While I hate the term, an important consideration for us is how to get more bang for a buck in these areas. I ask the professor, developing his major points, to outline any ideas he has to help us to focus. We are seriously in debt and in an IMF rescue programme. We are trying to do, as other Senators have said, so much in terms of 90% retention rates at second level and so on but we need to use our resources very efficiently because we made so many mistakes and used up so many of our resources previously.

The professor mentioned the European Investment Bank. Can it hone its investments to a better rate of return on projects? Do we need a central office of project evaluation? Would he require the evaluations to be published well in advance in order that economists, such as him, could assess whether the projects were worthwhile. It is an economy where rent seeking and regulatory capture were features. Today's newspapers have again highlighted that we are still captured by banks that are largely exempted from the consequences of the damage they imposed on the country.

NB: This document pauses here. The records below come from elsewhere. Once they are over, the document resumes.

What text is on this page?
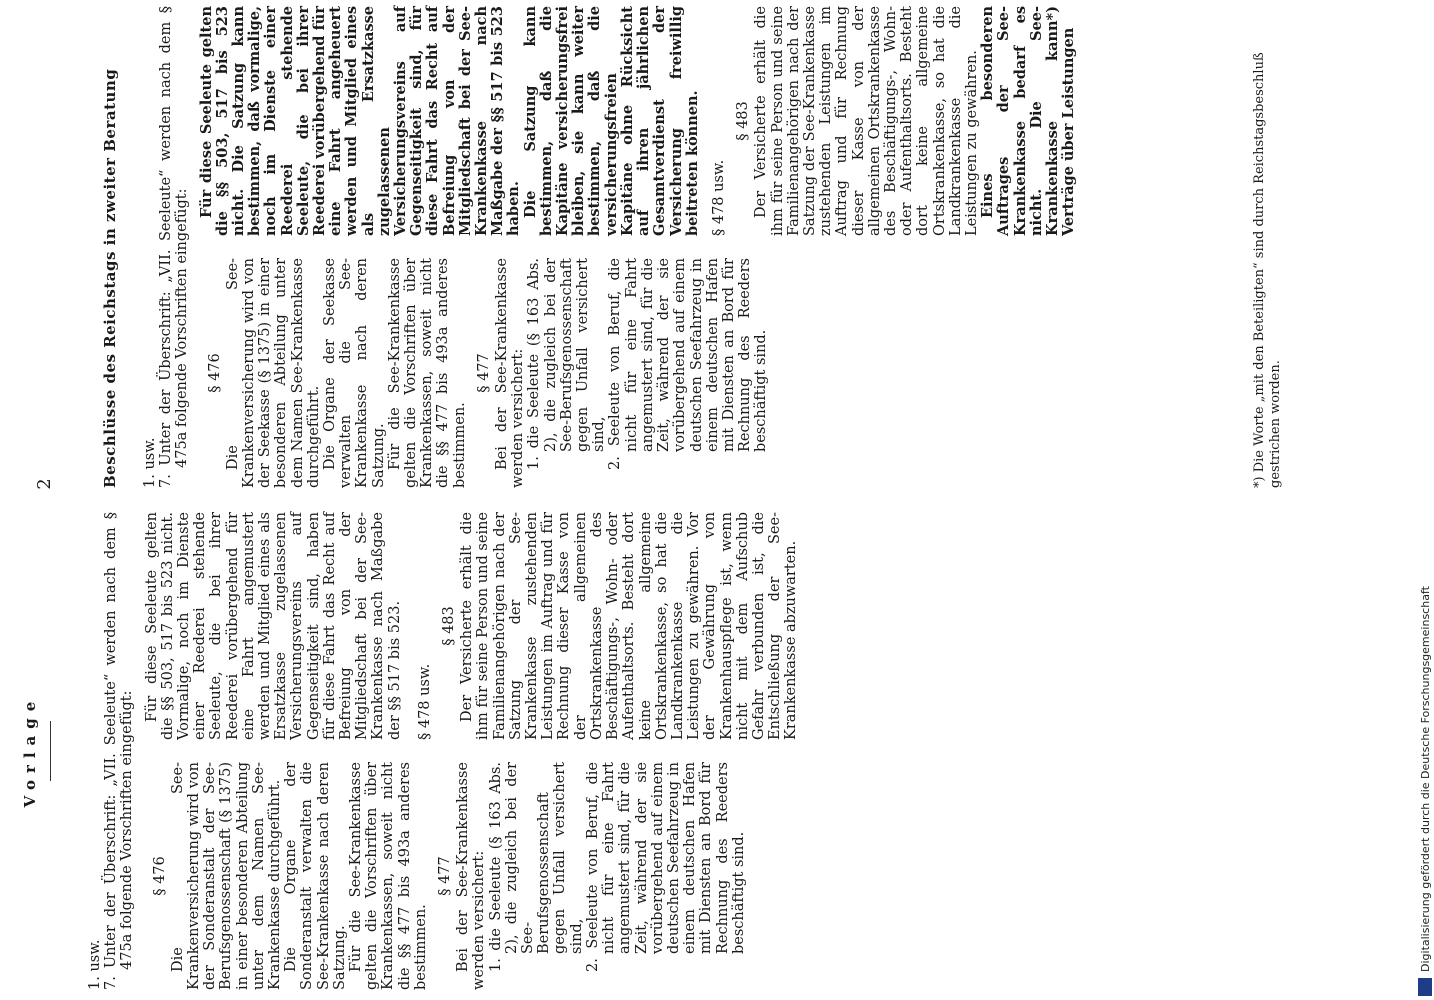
2
Vorlage

1. usw. 7. Unter der Überschrift: „VII. Seeleute“ werden nach dem § 475a folgende Vorschriften eingefügt: § 476 Die See-Krankenversicherung wird von der Sonderanstalt der See-Berufsgenossenschaft (§ 1375) in einer besonderen Abteilung unter dem Namen See-Krankenkasse durchgeführt. Die Organe der Sonderanstalt verwalten die See-Krankenkasse nach deren Satzung. Für die See-Krankenkasse gelten die Vorschriften über Krankenkassen, soweit nicht die §§ 477 bis 493a anderes bestimmen.

§ 477 Bei der See-Krankenkasse werden versichert: 1. die Seeleute (§ 163 Abs. 2), die zugleich bei der See-Berufsgenossenschaft gegen Unfall versichert sind, 2. Seeleute von Beruf, die nicht für eine Fahrt angemustert sind, für die Zeit, während der sie vorübergehend auf einem deutschen Seefahrzeug in einem deutschen Hafen mit Diensten an Bord für Rechnung des Reeders beschäftigt sind.

Für diese Seeleute gelten die §§ 503, 517 bis 523 nicht. Vormalige, noch im Dienste einer Reederei stehende Seeleute, die bei ihrer Reederei vorübergehend für eine Fahrt angemustert werden und Mitglied eines als Ersatzkasse zugelassenen Versicherungsvereins auf Gegenseitigkeit sind, haben für diese Fahrt das Recht auf Befreiung von der Mitgliedschaft bei der See-Krankenkasse nach Maßgabe der §§ 517 bis 523. § 478 usw.

§ 483 Der Versicherte erhält die ihm für seine Person und seine Familienangehörigen nach der Satzung der See-Krankenkasse zustehenden Leistungen im Auftrag und für Rechnung dieser Kasse von der allgemeinen Ortskrankenkasse des Beschäftigungs-, Wohn- oder Aufenthaltsorts. Besteht dort keine allgemeine Ortskrankenkasse, so hat die Landkrankenkasse die Leistungen zu gewähren. Vor der Gewährung von Krankenhauspflege ist, wenn nicht mit dem Aufschub Gefahr verbunden ist, die Entschließung der See-Krankenkasse abzuwarten.

Beschlüsse des Reichstags in zweiter Beratung 1. usw. 7. Unter der Überschrift: „VII. Seeleute“ werden nach dem § 475a folgende Vorschriften eingefügt: § 476 Die See-Krankenversicherung wird von der Seekasse (§ 1375) in einer besonderen Abteilung unter dem Namen See-Krankenkasse durchgeführt. Die Organe der Seekasse verwalten die See-Krankenkasse nach deren Satzung. Für die See-Krankenkasse gelten die Vorschriften über Krankenkassen, soweit nicht die §§ 477 bis 493a anderes bestimmen.

§ 477 Bei der See-Krankenkasse werden versichert: 1. die Seeleute (§ 163 Abs. 2), die zugleich bei der See-Berufsgenossenschaft gegen Unfall versichert sind, 2. Seeleute von Beruf, die nicht für eine Fahrt angemustert sind, für die Zeit, während der sie vorübergehend auf einem deutschen Seefahrzeug in einem deutschen Hafen mit Diensten an Bord für Rechnung des Reeders beschäftigt sind.

Für diese Seeleute gelten die §§ 503, 517 bis 523 nicht. Die Satzung kann bestimmen, daß vormalige, noch im Dienste einer Reederei stehende Seeleute, die bei ihrer Reederei vorübergehend für eine Fahrt angeheuert werden und Mitglied eines als Ersatzkasse zugelassenen Versicherungsvereins auf Gegenseitigkeit sind, für diese Fahrt das Recht auf Befreiung von der Mitgliedschaft bei der See-Krankenkasse nach Maßgabe der §§ 517 bis 523 haben. Die Satzung kann bestimmen, daß die Kapitäne versicherungsfrei bleiben, sie kann weiter bestimmen, daß die versicherungsfreien Kapitäne ohne Rücksicht auf ihren jährlichen Gesamtverdienst der Versicherung freiwillig beitreten können. § 478 usw.

§ 483 Der Versicherte erhält die ihm für seine Person und seine Familienangehörigen nach der Satzung der See-Krankenkasse zustehenden Leistungen im Auftrag und für Rechnung dieser Kasse von der allgemeinen Ortskrankenkasse des Beschäftigungs-, Wohn- oder Aufenthaltsorts. Besteht dort keine allgemeine Ortskrankenkasse, so hat die Landkrankenkasse die Leistungen zu gewähren. Eines besonderen Auftrages der See-Krankenkasse bedarf es nicht. Die See-Krankenkasse kann*) Verträge über Leistungen	*) Die Worte „mit den Beteiligten“ sind durch Reichstagsbeschluß gestrichen worden.
Digitalisierung gefördert durch die Deutsche Forschungsgemeinschaft
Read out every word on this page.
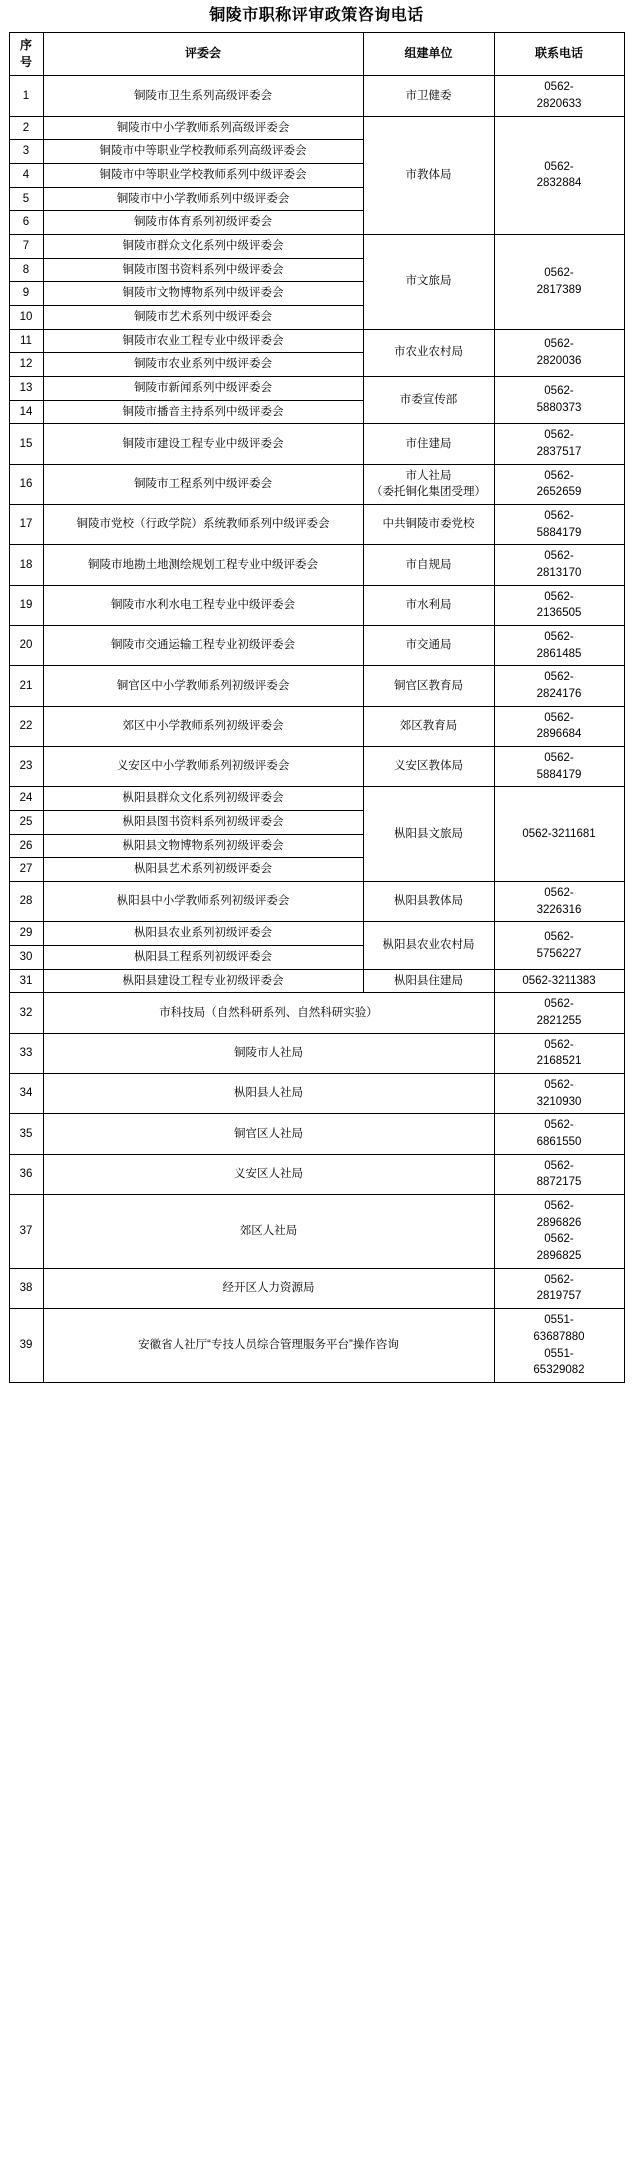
铜陵市职称评审政策咨询电话
序
号	评委会	组建单位	联系电话
1	铜陵市卫生系列高级评委会	市卫健委	0562-
2820633

2	铜陵市中小学教师系列高级评委会	市教体局	0562-
2832884

3	铜陵市中等职业学校教师系列高级评委会		
4	铜陵市中等职业学校教师系列中级评委会		
5	铜陵市中小学教师系列中级评委会		
6	铜陵市体育系列初级评委会		
7	铜陵市群众文化系列中级评委会	市文旅局	0562-
2817389

8	铜陵市图书资料系列中级评委会		
9	铜陵市文物博物系列中级评委会		
10	铜陵市艺术系列中级评委会		
11	铜陵市农业工程专业中级评委会	市农业农村局	0562-
2820036

12	铜陵市农业系列中级评委会		
13	铜陵市新闻系列中级评委会	市委宣传部	0562-
5880373

14	铜陵市播音主持系列中级评委会		
15	铜陵市建设工程专业中级评委会	市住建局	0562-
2837517

16	铜陵市工程系列中级评委会	市人社局
（委托铜化集团受理）	0562-
2652659

17	铜陵市党校（行政学院）系统教师系列中级评委会	中共铜陵市委党校	0562-
5884179

18	铜陵市地勘土地测绘规划工程专业中级评委会	市自规局	0562-
2813170

19	铜陵市水利水电工程专业中级评委会	市水利局	0562-
2136505

20	铜陵市交通运输工程专业初级评委会	市交通局	0562-
2861485

21	铜官区中小学教师系列初级评委会	铜官区教育局	0562-
2824176

22	郊区中小学教师系列初级评委会	郊区教育局	0562-
2896684

23	义安区中小学教师系列初级评委会	义安区教体局	0562-
5884179

24	枞阳县群众文化系列初级评委会	枞阳县文旅局	0562-3211681

25	枞阳县图书资料系列初级评委会		
26	枞阳县文物博物系列初级评委会		
27	枞阳县艺术系列初级评委会		
28	枞阳县中小学教师系列初级评委会	枞阳县教体局	0562-
3226316

29	枞阳县农业系列初级评委会	枞阳县农业农村局	0562-
5756227

30	枞阳县工程系列初级评委会		
31	枞阳县建设工程专业初级评委会	枞阳县住建局	0562-3211383

32	市科技局（自然科研系列、自然科研实验）		0562-
2821255

33	铜陵市人社局		0562-
2168521

34	枞阳县人社局		0562-
3210930

35	铜官区人社局		0562-
6861550

36	义安区人社局		0562-
8872175

37	郊区人社局		0562-
2896826
0562-
2896825

38	经开区人力资源局		0562-
2819757

39	安徽省人社厅“专技人员综合管理服务平台”操作咨询		0551-
63687880
0551-
65329082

I thank the professor for his words of wisdom, which are very important to us. We have a major problem to address. I refer to other points mentioned by Senators. In education we have a mathematics problem, which has been discussed in this House. We also have a problem with languages, also referred to today. Is that inherent in all countries in which people speak English? People do not learn enough languages to trade with the BRIC countries and the wider world.

I thank Professor Pissarides for addressing the House. We look forward to his replies.